An open letter to the man I once admired who I searched for, and found, in the Epstein files
maybe you should have made better choices in your life...
It was maybe a mistake, to look. I don’t remember what gave me the idea, late Saturday night, to look. But I did, and there you were, your admin organizing a meeting for you with him, in 2014, long after the time people are supposed to say they had cut ties, after that conviction in Florida, in 2008.
I found you and I was like a Victorian lady all of a sudden, looking for my fainting couch. I couldn’t speak. I was dizzy and nauseous. I was shocked but not shocked. After all, I’d thought to look, hadn’t I? And I wasn’t even the only person who knew you then who looked. A lot of us looked.
It’s clear you don’t care what I think, that you never cared what I thought, even when you acted like you did. You were only in it for yourself, you cared what people more powerful than you thought. You didn’t care what the rest of us thought. You didn’t care, especially, what women thought.
That is clear, but I still have to tell you what I think.
What I think is that you should have lived your life in such a way that people who knew you well don’t search the Epstein files for your name. You were the first person I thought to search for! That’s your legacy, man: the first person a woman who once loved and admired you searches the Jeffrey Epstein files for.
He told someone else you were fun but that you didn’t understand money. I try not to think too much about that first part, where he called you fun, but the second part certainly seemed to be true: none of your businesses ever turned a profit, did they, however much you told me you understood things about business that I did not.
You told me that when I left, remember? When I was afraid of one of your henchmen, said he was dangerous, said he wasn’t gonna save you, was probably stealing from you, you told me I was prejudiced against old white men. You told me I didn’t know what I was talking about. You told me I didn’t understand.
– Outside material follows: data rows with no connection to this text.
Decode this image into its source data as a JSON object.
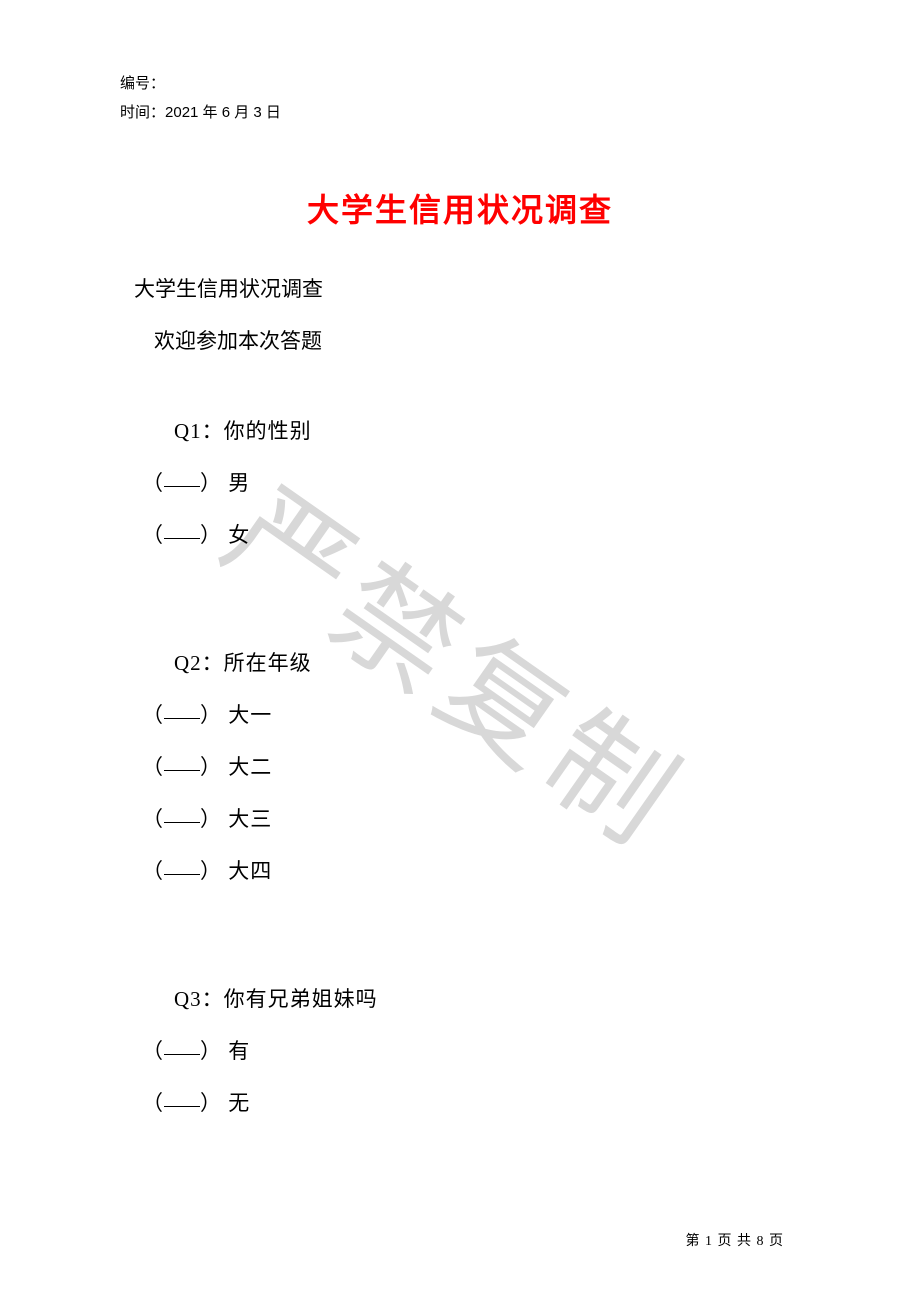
{
  "header": {
    "serial_label": "编号：",
    "date_label": "时间：",
    "date_value": "2021 年 6 月 3 日"
  },
  "watermark": "严禁复制",
  "title": "大学生信用状况调查",
  "subtitle": "大学生信用状况调查",
  "welcome": "欢迎参加本次答题",
  "questions": [
    {
      "label": "Q1：你的性别",
      "options": [
        "男",
        "女"
      ]
    },
    {
      "label": "Q2：所在年级",
      "options": [
        "大一",
        "大二",
        "大三",
        "大四"
      ]
    },
    {
      "label": "Q3：你有兄弟姐妹吗",
      "options": [
        "有",
        "无"
      ]
    }
  ],
  "footer": {
    "prefix": "第 ",
    "page_current": "1",
    "middle": " 页 共 ",
    "page_total": "8",
    "suffix": " 页"
  },
  "colors": {
    "title_color": "#ff0000",
    "text_color": "#000000",
    "watermark_color": "#d8d8d8",
    "background": "#ffffff"
  }
}
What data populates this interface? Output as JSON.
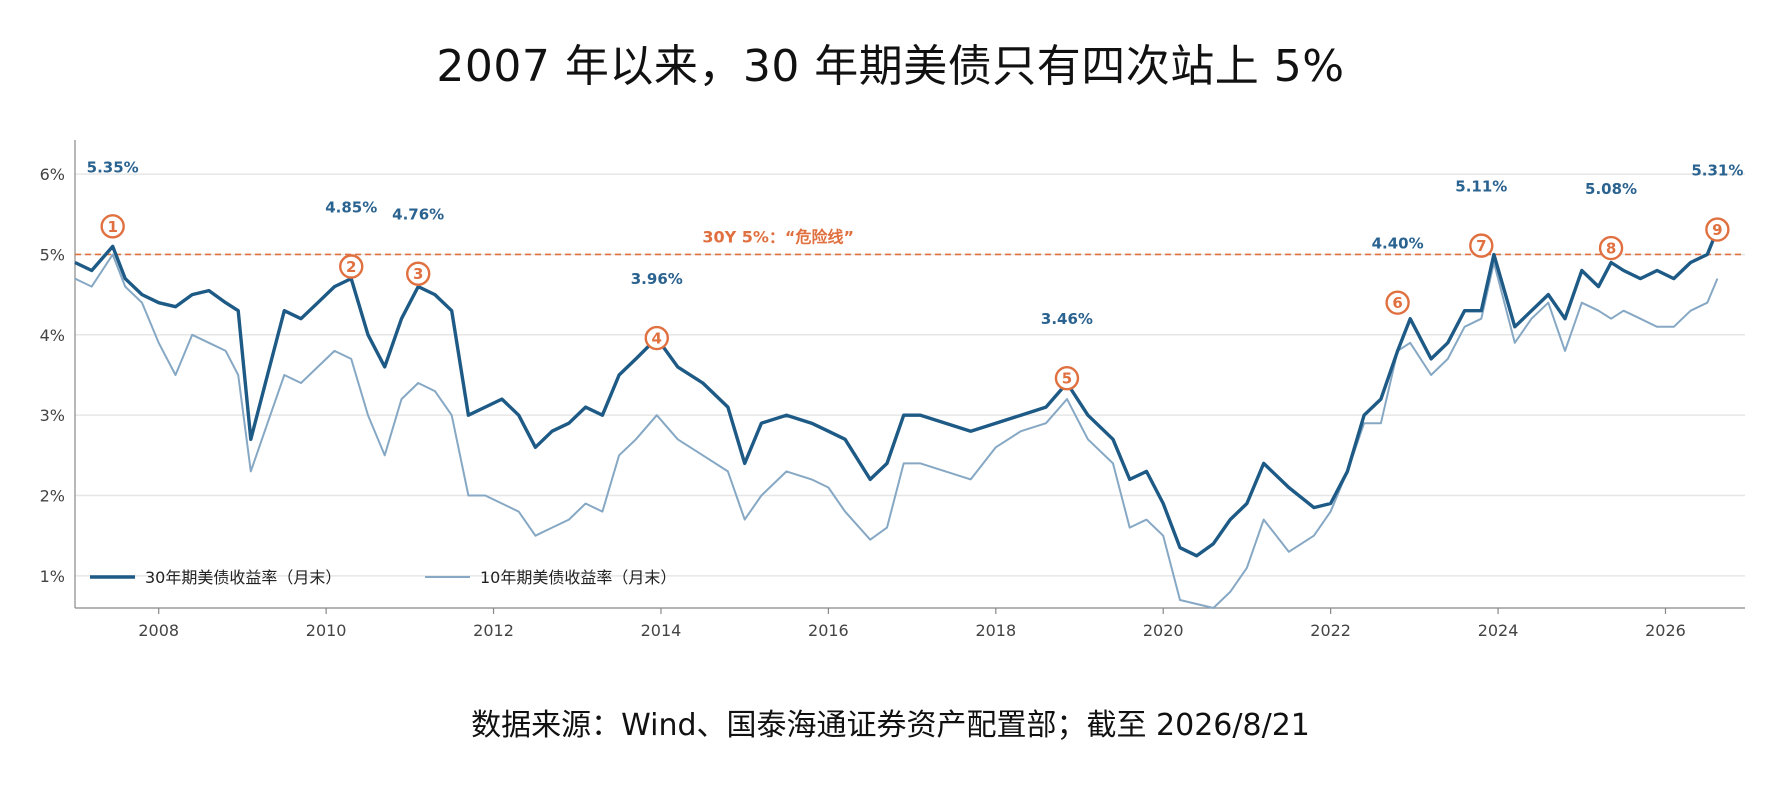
{
  "title": "2007 年以来，30 年期美债只有四次站上 5%",
  "source": "数据来源：Wind、国泰海通证券资产配置部；截至 2026/8/21",
  "chart_data": {
    "type": "line",
    "y_tick_labels": [
      "1%",
      "2%",
      "3%",
      "4%",
      "5%",
      "6%"
    ],
    "x_tick_labels": [
      "2008",
      "2010",
      "2012",
      "2014",
      "2016",
      "2018",
      "2020",
      "2022",
      "2024",
      "2026"
    ],
    "x_tick_values": [
      2008,
      2010,
      2012,
      2014,
      2016,
      2018,
      2020,
      2022,
      2024,
      2026
    ],
    "ylim": [
      0.6,
      6.3
    ],
    "xlim": [
      2007.0,
      2026.95
    ],
    "grid": true,
    "legend_position": "bottom-left",
    "threshold": {
      "value": 5.0,
      "label": "30Y 5%：“危险线”",
      "color": "#e07040"
    },
    "colors": {
      "series_30y": "#1e5a86",
      "series_10y": "#86a8c4",
      "marker": "#e07040",
      "peak_label": "#2b6390",
      "grid": "#e6e6e6"
    },
    "series": [
      {
        "name": "30年期美债收益率（月末）",
        "x": [
          2007.0,
          2007.2,
          2007.45,
          2007.6,
          2007.8,
          2008.0,
          2008.2,
          2008.4,
          2008.6,
          2008.8,
          2008.95,
          2009.1,
          2009.3,
          2009.5,
          2009.7,
          2009.9,
          2010.1,
          2010.3,
          2010.5,
          2010.7,
          2010.9,
          2011.1,
          2011.3,
          2011.5,
          2011.7,
          2011.9,
          2012.1,
          2012.3,
          2012.5,
          2012.7,
          2012.9,
          2013.1,
          2013.3,
          2013.5,
          2013.7,
          2013.95,
          2014.2,
          2014.5,
          2014.8,
          2015.0,
          2015.2,
          2015.5,
          2015.8,
          2016.0,
          2016.2,
          2016.5,
          2016.7,
          2016.9,
          2017.1,
          2017.4,
          2017.7,
          2018.0,
          2018.3,
          2018.6,
          2018.85,
          2019.1,
          2019.4,
          2019.6,
          2019.8,
          2020.0,
          2020.2,
          2020.4,
          2020.6,
          2020.8,
          2021.0,
          2021.2,
          2021.5,
          2021.8,
          2022.0,
          2022.2,
          2022.4,
          2022.6,
          2022.8,
          2022.95,
          2023.2,
          2023.4,
          2023.6,
          2023.8,
          2023.95,
          2024.2,
          2024.4,
          2024.6,
          2024.8,
          2025.0,
          2025.2,
          2025.35,
          2025.5,
          2025.7,
          2025.9,
          2026.1,
          2026.3,
          2026.5,
          2026.62
        ],
        "values": [
          4.9,
          4.8,
          5.1,
          4.7,
          4.5,
          4.4,
          4.35,
          4.5,
          4.55,
          4.4,
          4.3,
          2.7,
          3.5,
          4.3,
          4.2,
          4.4,
          4.6,
          4.7,
          4.0,
          3.6,
          4.2,
          4.6,
          4.5,
          4.3,
          3.0,
          3.1,
          3.2,
          3.0,
          2.6,
          2.8,
          2.9,
          3.1,
          3.0,
          3.5,
          3.7,
          3.96,
          3.6,
          3.4,
          3.1,
          2.4,
          2.9,
          3.0,
          2.9,
          2.8,
          2.7,
          2.2,
          2.4,
          3.0,
          3.0,
          2.9,
          2.8,
          2.9,
          3.0,
          3.1,
          3.4,
          3.0,
          2.7,
          2.2,
          2.3,
          1.9,
          1.35,
          1.25,
          1.4,
          1.7,
          1.9,
          2.4,
          2.1,
          1.85,
          1.9,
          2.3,
          3.0,
          3.2,
          3.8,
          4.2,
          3.7,
          3.9,
          4.3,
          4.3,
          5.0,
          4.1,
          4.3,
          4.5,
          4.2,
          4.8,
          4.6,
          4.9,
          4.8,
          4.7,
          4.8,
          4.7,
          4.9,
          5.0,
          5.31
        ]
      },
      {
        "name": "10年期美债收益率（月末）",
        "x": [
          2007.0,
          2007.2,
          2007.45,
          2007.6,
          2007.8,
          2008.0,
          2008.2,
          2008.4,
          2008.6,
          2008.8,
          2008.95,
          2009.1,
          2009.3,
          2009.5,
          2009.7,
          2009.9,
          2010.1,
          2010.3,
          2010.5,
          2010.7,
          2010.9,
          2011.1,
          2011.3,
          2011.5,
          2011.7,
          2011.9,
          2012.1,
          2012.3,
          2012.5,
          2012.7,
          2012.9,
          2013.1,
          2013.3,
          2013.5,
          2013.7,
          2013.95,
          2014.2,
          2014.5,
          2014.8,
          2015.0,
          2015.2,
          2015.5,
          2015.8,
          2016.0,
          2016.2,
          2016.5,
          2016.7,
          2016.9,
          2017.1,
          2017.4,
          2017.7,
          2018.0,
          2018.3,
          2018.6,
          2018.85,
          2019.1,
          2019.4,
          2019.6,
          2019.8,
          2020.0,
          2020.2,
          2020.4,
          2020.6,
          2020.8,
          2021.0,
          2021.2,
          2021.5,
          2021.8,
          2022.0,
          2022.2,
          2022.4,
          2022.6,
          2022.8,
          2022.95,
          2023.2,
          2023.4,
          2023.6,
          2023.8,
          2023.95,
          2024.2,
          2024.4,
          2024.6,
          2024.8,
          2025.0,
          2025.2,
          2025.35,
          2025.5,
          2025.7,
          2025.9,
          2026.1,
          2026.3,
          2026.5,
          2026.62
        ],
        "values": [
          4.7,
          4.6,
          5.0,
          4.6,
          4.4,
          3.9,
          3.5,
          4.0,
          3.9,
          3.8,
          3.5,
          2.3,
          2.9,
          3.5,
          3.4,
          3.6,
          3.8,
          3.7,
          3.0,
          2.5,
          3.2,
          3.4,
          3.3,
          3.0,
          2.0,
          2.0,
          1.9,
          1.8,
          1.5,
          1.6,
          1.7,
          1.9,
          1.8,
          2.5,
          2.7,
          3.0,
          2.7,
          2.5,
          2.3,
          1.7,
          2.0,
          2.3,
          2.2,
          2.1,
          1.8,
          1.45,
          1.6,
          2.4,
          2.4,
          2.3,
          2.2,
          2.6,
          2.8,
          2.9,
          3.2,
          2.7,
          2.4,
          1.6,
          1.7,
          1.5,
          0.7,
          0.65,
          0.6,
          0.8,
          1.1,
          1.7,
          1.3,
          1.5,
          1.8,
          2.3,
          2.9,
          2.9,
          3.8,
          3.9,
          3.5,
          3.7,
          4.1,
          4.2,
          4.9,
          3.9,
          4.2,
          4.4,
          3.8,
          4.4,
          4.3,
          4.2,
          4.3,
          4.2,
          4.1,
          4.1,
          4.3,
          4.4,
          4.7
        ]
      }
    ],
    "markers": [
      {
        "n": "1",
        "x": 2007.45,
        "y": 5.35,
        "label": "5.35%"
      },
      {
        "n": "2",
        "x": 2010.3,
        "y": 4.85,
        "label": "4.85%"
      },
      {
        "n": "3",
        "x": 2011.1,
        "y": 4.76,
        "label": "4.76%"
      },
      {
        "n": "4",
        "x": 2013.95,
        "y": 3.96,
        "label": "3.96%"
      },
      {
        "n": "5",
        "x": 2018.85,
        "y": 3.46,
        "label": "3.46%"
      },
      {
        "n": "6",
        "x": 2022.8,
        "y": 4.4,
        "label": "4.40%"
      },
      {
        "n": "7",
        "x": 2023.8,
        "y": 5.11,
        "label": "5.11%"
      },
      {
        "n": "8",
        "x": 2025.35,
        "y": 5.08,
        "label": "5.08%"
      },
      {
        "n": "9",
        "x": 2026.62,
        "y": 5.31,
        "label": "5.31%"
      }
    ]
  }
}
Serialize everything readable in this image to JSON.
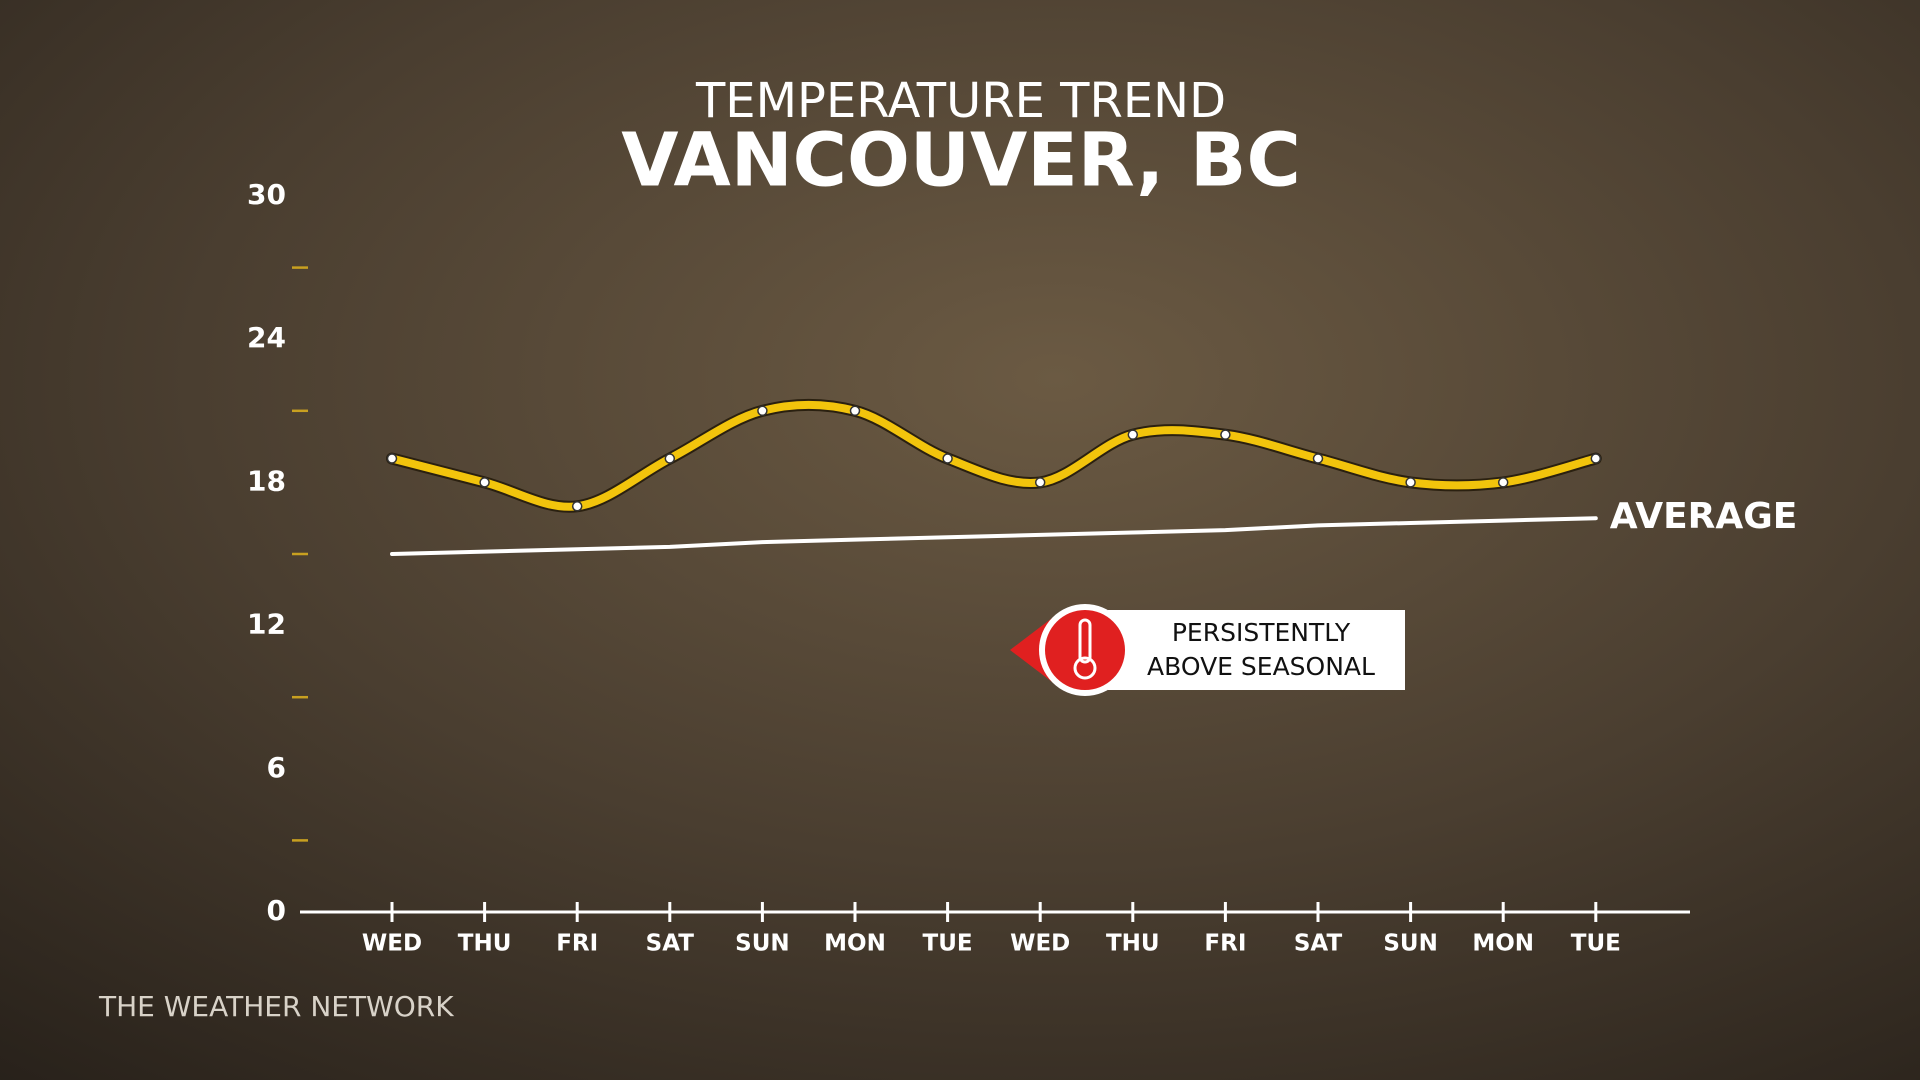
{
  "chart_data": {
    "type": "line",
    "title": "TEMPERATURE TREND",
    "subtitle": "VANCOUVER, BC",
    "categories": [
      "WED",
      "THU",
      "FRI",
      "SAT",
      "SUN",
      "MON",
      "TUE",
      "WED",
      "THU",
      "FRI",
      "SAT",
      "SUN",
      "MON",
      "TUE"
    ],
    "series": [
      {
        "color": "#f2c40c",
        "values": [
          19,
          18,
          17,
          19,
          21,
          21,
          19,
          18,
          20,
          20,
          19,
          18,
          18,
          19
        ]
      },
      {
        "name": "AVERAGE",
        "color": "#ffffff",
        "values": [
          15.0,
          15.1,
          15.2,
          15.3,
          15.5,
          15.6,
          15.7,
          15.8,
          15.9,
          16.0,
          16.2,
          16.3,
          16.4,
          16.5
        ]
      }
    ],
    "ylim": [
      0,
      30
    ],
    "yticks": [
      0,
      6,
      12,
      18,
      24,
      30
    ],
    "yticks_minor": [
      3,
      9,
      15,
      21,
      27
    ],
    "annotation": [
      "PERSISTENTLY",
      "ABOVE SEASONAL"
    ],
    "source": "THE WEATHER NETWORK"
  }
}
Later you texted me that you had some thoughts about diversity you were working on, a whole new approach. I was naive, you said, I didn’t know how to be political, to network, I didn’t understand what it took to raise money, to have power.
Clearly, though, I did understand, didn’t I?
It isn’t because I don’t understand what it takes to get funding, to attain more power, to pursue my own ambitions, that I no longer work in your industry. On the contrary, it’s precisely because I do.
I didn’t think you could break my heart again, but you could and you did. I wanted you to be better, to be what you presented yourself as: a rough-around-the-edges visionary with a secret heart of gold. I haven’t believed that for a while now, but this last, completely predictable insult still knocked me off my feet.
You murdered every ounce of regard I ever had for you and then you pissed on the remains. I’ve scraped the pile off the ground, though, put it in a tupperware and saved it up. I’ll bring that meal to your funeral potluck and serve it to your guests. Hot dish straight from hell. Bon appetit!
****
To be clear, I’m not accusing you of raping children. I’m just saying you’re a wildly mediocre con man of loose morals, and I’d be sorry I ever gave you any of my time at all except that I still love so many of the people I met while doing so, good people, better people than you will ever be. We wanted to do some good in the world and we thought you could help us do it, and we were wrong, but we’re still out here trying.
Anyhow, fuck off forever, you pathetic asshole.